Não será por acaso que o Mestre de Doutor Estranho é um Ancião que, afinal, é uma Anciã (ambiguidade que a língua inglesa contorna com a habitual frieza: “The Ancient One”). Que essa personagem seja interpretada pela especialista de todas as ambiguidades que é Tilda Swinton, eis o que sinaliza de modo exemplar a trajectória do herói: para além de qualquer diferença sexual, até mesmo para além de qualquer diferença humana, a sua saga tem a ver com aquilo de que não é possível sair. A saber: o Tempo (com maiúscula, se me permitem, já que convém mantermos alguma pompa face a tão extremo desafio).
Há outra maneira de dizer isto e é surpreendentemente simpática para o filme que entroniza o sempre brilhante Benedict Cumberbatch no país dos ordenados com, pelo menos, sete algarismos (nada conta, caro Sherlock): por uma vez, os estúdios Marvel esforçaram-se na fabricação de algo mais que imagens de telemóvel que já ninguém vê (e sons ensurdecedores cada vez mais difíceis de suportar), sabendo tirar partido das atribulações de um herói que vive numa paisagem que celebra, ponto por ponto, os poderes do próprio espectáculo do cinema. A saber: a ligação festiva de qualquer espaço com qualquer outro espaço e essa vertigem temporal que nos arrasta e liberta como um jogo de vídeo, desta vez deliciosamente filosófico.

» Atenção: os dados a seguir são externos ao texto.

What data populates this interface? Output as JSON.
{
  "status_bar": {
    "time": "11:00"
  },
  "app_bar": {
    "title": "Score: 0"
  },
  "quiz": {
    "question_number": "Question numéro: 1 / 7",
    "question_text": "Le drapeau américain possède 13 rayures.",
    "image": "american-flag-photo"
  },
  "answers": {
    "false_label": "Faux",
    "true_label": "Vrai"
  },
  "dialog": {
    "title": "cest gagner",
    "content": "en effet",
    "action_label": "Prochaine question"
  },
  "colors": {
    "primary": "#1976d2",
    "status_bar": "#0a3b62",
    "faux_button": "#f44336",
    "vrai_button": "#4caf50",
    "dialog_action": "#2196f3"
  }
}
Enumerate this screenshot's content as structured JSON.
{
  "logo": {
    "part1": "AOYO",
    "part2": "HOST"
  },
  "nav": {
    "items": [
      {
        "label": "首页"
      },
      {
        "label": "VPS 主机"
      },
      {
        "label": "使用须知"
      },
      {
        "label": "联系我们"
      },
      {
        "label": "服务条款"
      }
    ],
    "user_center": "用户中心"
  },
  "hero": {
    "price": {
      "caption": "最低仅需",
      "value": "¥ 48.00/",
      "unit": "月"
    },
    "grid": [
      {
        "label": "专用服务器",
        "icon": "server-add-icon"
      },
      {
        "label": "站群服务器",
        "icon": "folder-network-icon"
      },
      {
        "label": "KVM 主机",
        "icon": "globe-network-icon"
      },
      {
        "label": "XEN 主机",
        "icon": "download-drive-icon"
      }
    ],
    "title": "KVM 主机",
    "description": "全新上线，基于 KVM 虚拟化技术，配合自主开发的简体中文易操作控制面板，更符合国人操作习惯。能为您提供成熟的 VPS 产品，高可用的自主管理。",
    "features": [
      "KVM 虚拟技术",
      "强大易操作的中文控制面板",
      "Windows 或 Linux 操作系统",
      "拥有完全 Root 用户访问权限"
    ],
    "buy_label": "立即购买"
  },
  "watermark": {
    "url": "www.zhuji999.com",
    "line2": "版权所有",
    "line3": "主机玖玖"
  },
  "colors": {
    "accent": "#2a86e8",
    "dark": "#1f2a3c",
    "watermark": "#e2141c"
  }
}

Até mesmo o cliché do “filme de efeitos especiais” adquire, aqui, uma inesperada justeza. Mais do que um fogo de artifício mais ou menos vistoso, assistimos a um trabalho de manipulação das linhas e dos volumes que volta a celebrar o ecrã como uma janela para todos os mundos alternativos que nos atrevermos a imaginar. A inteligência das formas é sempre um valor mais que estimável. E é bom que, no seio da poderosa Marvel, ainda haja quem não o tenha esquecido.